Cosa offre l’intelligenza digitale? Un gruppo di chatbot che raccolgono informazioni da Reddit.
Un altro punto di forza dell’intelligenza artificiale è la capacità di archiviare e recuperare i dati. Gli scienziati spesso misurano l’intelligenza in base alla capacità di ricordare grandi quantità di informazioni e di recuperarle quando necessario. Per raggiungere questo obiettivo, le moderne reti neurali utilizzano tecnologie complesse: i database vettoriali trasformano le informazioni in modelli matematici multidimensionali e i meccanismi di “annidamento” aiutano il programma a gestire terabyte di informazioni.
Uno scoiattolo comune, senza computer, riesce perfettamente a gestire compiti di memoria e di navigazione. In autunno nasconde centinaia di noci in posti diversi e riesce a ritrovarle anche dopo diversi mesi, sotto la neve. Inoltre, i ricercatori hanno scoperto che questi animali utilizzano strategie complesse per proteggere i loro nascondigli: possono fingere di seppellire una noce, ma in realtà la nascondono in un altro posto, ingannando i potenziali ladri. Allo stesso tempo, i roditori distinguono inequivocabilmente i nascondigli genuini da quelli falsi, a differenza dei roditori che spesso hanno “allucinazioni“, creando fatti inesistenti.

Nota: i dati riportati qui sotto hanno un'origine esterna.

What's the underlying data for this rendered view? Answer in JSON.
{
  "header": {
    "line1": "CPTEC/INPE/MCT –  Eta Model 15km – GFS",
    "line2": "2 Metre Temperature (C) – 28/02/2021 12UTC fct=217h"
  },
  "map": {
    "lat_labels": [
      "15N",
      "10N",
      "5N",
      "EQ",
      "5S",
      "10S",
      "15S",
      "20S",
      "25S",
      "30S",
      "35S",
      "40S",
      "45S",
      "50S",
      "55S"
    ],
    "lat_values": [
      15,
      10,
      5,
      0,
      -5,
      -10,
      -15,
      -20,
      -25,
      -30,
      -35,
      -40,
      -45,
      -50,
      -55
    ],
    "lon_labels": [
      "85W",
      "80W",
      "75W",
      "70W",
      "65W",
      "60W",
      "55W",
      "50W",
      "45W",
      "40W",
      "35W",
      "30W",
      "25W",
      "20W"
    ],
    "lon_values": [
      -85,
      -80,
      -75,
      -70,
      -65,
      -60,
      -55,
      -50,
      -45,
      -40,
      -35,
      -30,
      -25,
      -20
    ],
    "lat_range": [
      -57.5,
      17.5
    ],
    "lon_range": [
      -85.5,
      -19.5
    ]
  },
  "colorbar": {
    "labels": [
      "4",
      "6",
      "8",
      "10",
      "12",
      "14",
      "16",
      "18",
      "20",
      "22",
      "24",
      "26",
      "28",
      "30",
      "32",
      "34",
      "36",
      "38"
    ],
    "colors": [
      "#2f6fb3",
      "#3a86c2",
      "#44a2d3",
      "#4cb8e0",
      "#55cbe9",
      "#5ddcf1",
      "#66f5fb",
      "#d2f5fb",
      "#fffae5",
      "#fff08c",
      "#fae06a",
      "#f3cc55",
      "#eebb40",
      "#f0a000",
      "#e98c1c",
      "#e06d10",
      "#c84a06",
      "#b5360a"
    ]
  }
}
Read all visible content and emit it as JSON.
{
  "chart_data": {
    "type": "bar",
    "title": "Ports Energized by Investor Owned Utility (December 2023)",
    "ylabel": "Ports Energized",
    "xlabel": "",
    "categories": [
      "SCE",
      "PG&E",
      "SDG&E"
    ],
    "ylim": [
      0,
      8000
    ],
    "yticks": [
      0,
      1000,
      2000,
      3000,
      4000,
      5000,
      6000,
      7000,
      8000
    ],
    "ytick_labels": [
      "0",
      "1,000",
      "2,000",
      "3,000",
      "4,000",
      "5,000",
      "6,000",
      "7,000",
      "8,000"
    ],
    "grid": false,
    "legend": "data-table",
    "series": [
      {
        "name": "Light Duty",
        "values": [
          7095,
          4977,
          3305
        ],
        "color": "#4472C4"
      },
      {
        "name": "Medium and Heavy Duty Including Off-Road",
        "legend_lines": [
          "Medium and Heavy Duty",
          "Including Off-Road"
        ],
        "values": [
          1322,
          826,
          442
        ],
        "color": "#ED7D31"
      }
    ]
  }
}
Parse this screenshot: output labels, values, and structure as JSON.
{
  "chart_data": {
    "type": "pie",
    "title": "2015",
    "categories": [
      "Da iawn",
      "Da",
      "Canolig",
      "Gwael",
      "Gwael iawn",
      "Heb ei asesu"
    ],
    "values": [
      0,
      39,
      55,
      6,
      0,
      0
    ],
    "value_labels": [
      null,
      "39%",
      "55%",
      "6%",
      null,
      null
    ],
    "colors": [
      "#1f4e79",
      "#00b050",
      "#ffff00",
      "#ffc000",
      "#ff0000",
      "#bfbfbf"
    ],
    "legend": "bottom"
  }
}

Cosa può imparare l’intelligenza artificiale dal mondo animale? In primo luogo, la coscienza non è un fenomeno universale. La navigazione di un moscerino della frutta, il processo decisionale in un alveare, la memoria di uno scoiattolo: ogni esempio rappresenta un tipo distinto di cognizione plasmato dalla pressione evolutiva.
In secondo luogo, ci costringe a riconsiderare i presupposti di base. Come accennato in precedenza, i ricercatori stanno aumentando la potenza delle reti neurali, convinti che enormi quantità di dati e risorse di elaborazione daranno alla fine vita a qualcosa di analogo alla coscienza umana. Ma se in natura esiste un ampio spettro di diverse forme di pensiero, perché crediamo che l’elaborazione statistica delle informazioni porterà all’intelligenza artificiale generale?
Il vero pensiero è incarnato nella materia. Esiste all’interno di un sistema vivente che interagisce dinamicamente con l’ambiente. L’intelligenza artificiale, d’altro canto, prevede sequenze di testo anziché cause ed effetti.
Quindi l’AGI è realizzabile? Forse.
Ma se si vuole imparare dalla natura, tanto vale investire molto nella ricerca sui moscerini della frutta.